Quelle

Karin Prien

Bundesministerin für Bildung, Familie, Senioren, Frauen und Jugend (CDU), seit Mai 2025 im Amt, zuvor Bildungsministerin in Schleswig-Holstein

Bildquelle: ©BMBFSFJ
Bildquelle: ©BMBFSFJ

Über die Quelle

Karin Prien (geboren am 26. Juni 1965 in Amsterdam als Karin Kraus) ist Juristin und CDU-Politikerin. Sie leitet seit dem 6. Mai 2025 das Bundesministerium für Bildung, Familie, Senioren, Frauen und Jugend (BMBFSFJ) im Kabinett von Bundeskanzler Friedrich Merz. Zuvor war sie von 2017 bis 2025 Ministerin für Bildung, Wissenschaft und Kultur in Schleswig-Holstein unter Ministerpräsident Daniel Günther und 2022 Präsidentin der Kultusministerkonferenz. Seit Januar 2022 gehört sie als eine von fünf stellvertretenden Vorsitzenden der CDU-Bundesspitze an.

Prien studierte Rechts- und Politikwissenschaften in Bonn und war von 1994 bis zu ihrem Wechsel in die Landespolitik 2017 als Rechtsanwältin mit Schwerpunkt Wirtschafts- und Insolvenzrecht in Hannover, Leipzig und Hamburg tätig.

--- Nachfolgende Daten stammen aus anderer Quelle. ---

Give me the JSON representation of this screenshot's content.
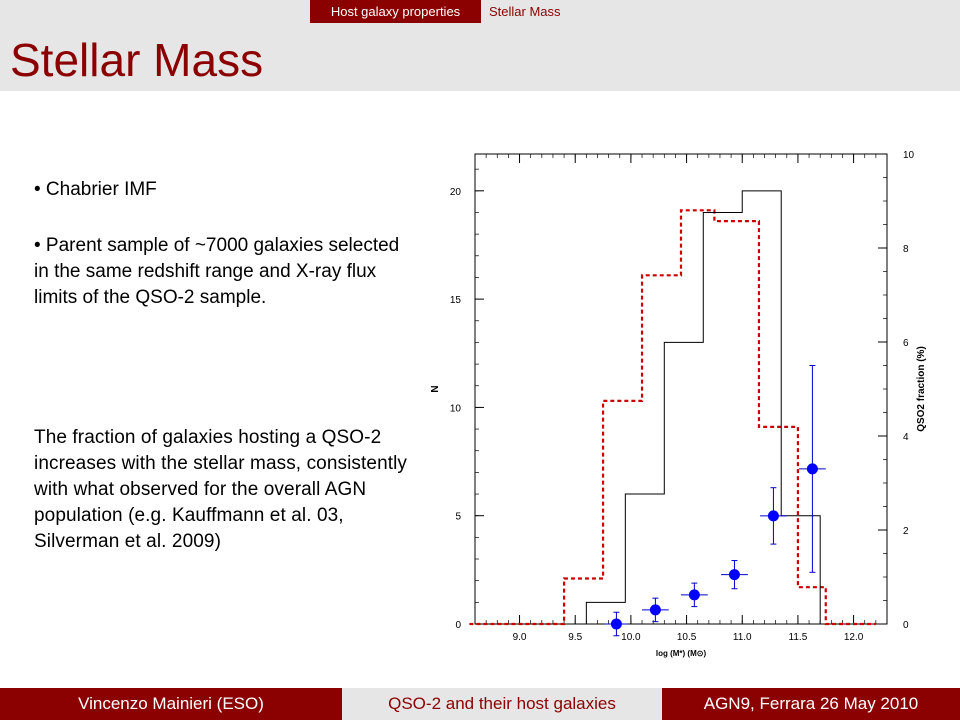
{
  "nav": {
    "section": "Host galaxy properties",
    "current": "Stellar Mass"
  },
  "title": "Stellar Mass",
  "bullets": [
    "• Chabrier IMF",
    "• Parent sample of ~7000 galaxies selected in the same redshift range and X-ray flux limits of the QSO-2 sample."
  ],
  "paragraph": "The fraction of galaxies hosting a QSO-2 increases with the stellar mass, consistently with what observed for the overall AGN population (e.g. Kauffmann et al. 03, Silverman et al. 2009)",
  "footer": {
    "author": "Vincenzo Mainieri (ESO)",
    "talk": "QSO-2 and their host galaxies",
    "event": "AGN9, Ferrara 26 May 2010"
  },
  "colors": {
    "accent": "#8b0000",
    "bar_gray": "#e6e6e6",
    "fraction_points": "#0000ff",
    "parent_hist": "#cc0000"
  },
  "chart_data": {
    "type": "histogram",
    "xlabel": "log (M*) (M⊙)",
    "ylabel": "N",
    "y2label": "QSO2 fraction (%)",
    "xlim": [
      8.6,
      12.3
    ],
    "ylim": [
      0,
      21.7
    ],
    "y2lim": [
      0,
      10
    ],
    "xticks": [
      9.0,
      9.5,
      10.0,
      10.5,
      11.0,
      11.5,
      12.0
    ],
    "yticks": [
      0,
      5,
      10,
      15,
      20
    ],
    "y2ticks": [
      0,
      2,
      4,
      6,
      8,
      10
    ],
    "qso2_histogram": {
      "edges": [
        9.6,
        9.95,
        10.3,
        10.65,
        11.0,
        11.35,
        11.7
      ],
      "counts": [
        1,
        6,
        13,
        19,
        20,
        5
      ]
    },
    "parent_histogram_scaled": {
      "edges": [
        8.55,
        9.4,
        9.75,
        10.1,
        10.45,
        10.75,
        11.15,
        11.5,
        11.75,
        12.2
      ],
      "counts": [
        0,
        2.1,
        10.3,
        16.1,
        19.1,
        18.6,
        9.1,
        1.7,
        0
      ]
    },
    "qso2_fraction": [
      {
        "x": 9.87,
        "y": 0.0,
        "xerr": 0.1,
        "yerr": 0.25
      },
      {
        "x": 10.22,
        "y": 0.3,
        "xerr": 0.12,
        "yerr": 0.25
      },
      {
        "x": 10.57,
        "y": 0.62,
        "xerr": 0.12,
        "yerr": 0.25
      },
      {
        "x": 10.93,
        "y": 1.05,
        "xerr": 0.12,
        "yerr": 0.3
      },
      {
        "x": 11.28,
        "y": 2.3,
        "xerr": 0.12,
        "yerr": 0.6
      },
      {
        "x": 11.63,
        "y": 3.3,
        "xerr": 0.12,
        "yerr": 2.2
      }
    ]
  }
}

Seit 1981 ist sie CDU-Mitglied, von 2011 bis 2017 saß sie für den Wahlkreis Blankenese in der Hamburgischen Bürgerschaft, unter anderem als schulpolitische Sprecherin ihrer Fraktion. Sie ist Vorsitzende des Jüdischen Forums der CDU. Ihre beiden Großväter waren jüdischer Herkunft, ihre Großeltern mütterlicherseits flohen Anfang der 1930er Jahre vor dem Nationalsozialismus in die Niederlande; nach dem früheren Bundesjustizminister Gerhard Jahn ist sie die zweite Person mit jüdischen Wurzeln in einem Bundeskabinett.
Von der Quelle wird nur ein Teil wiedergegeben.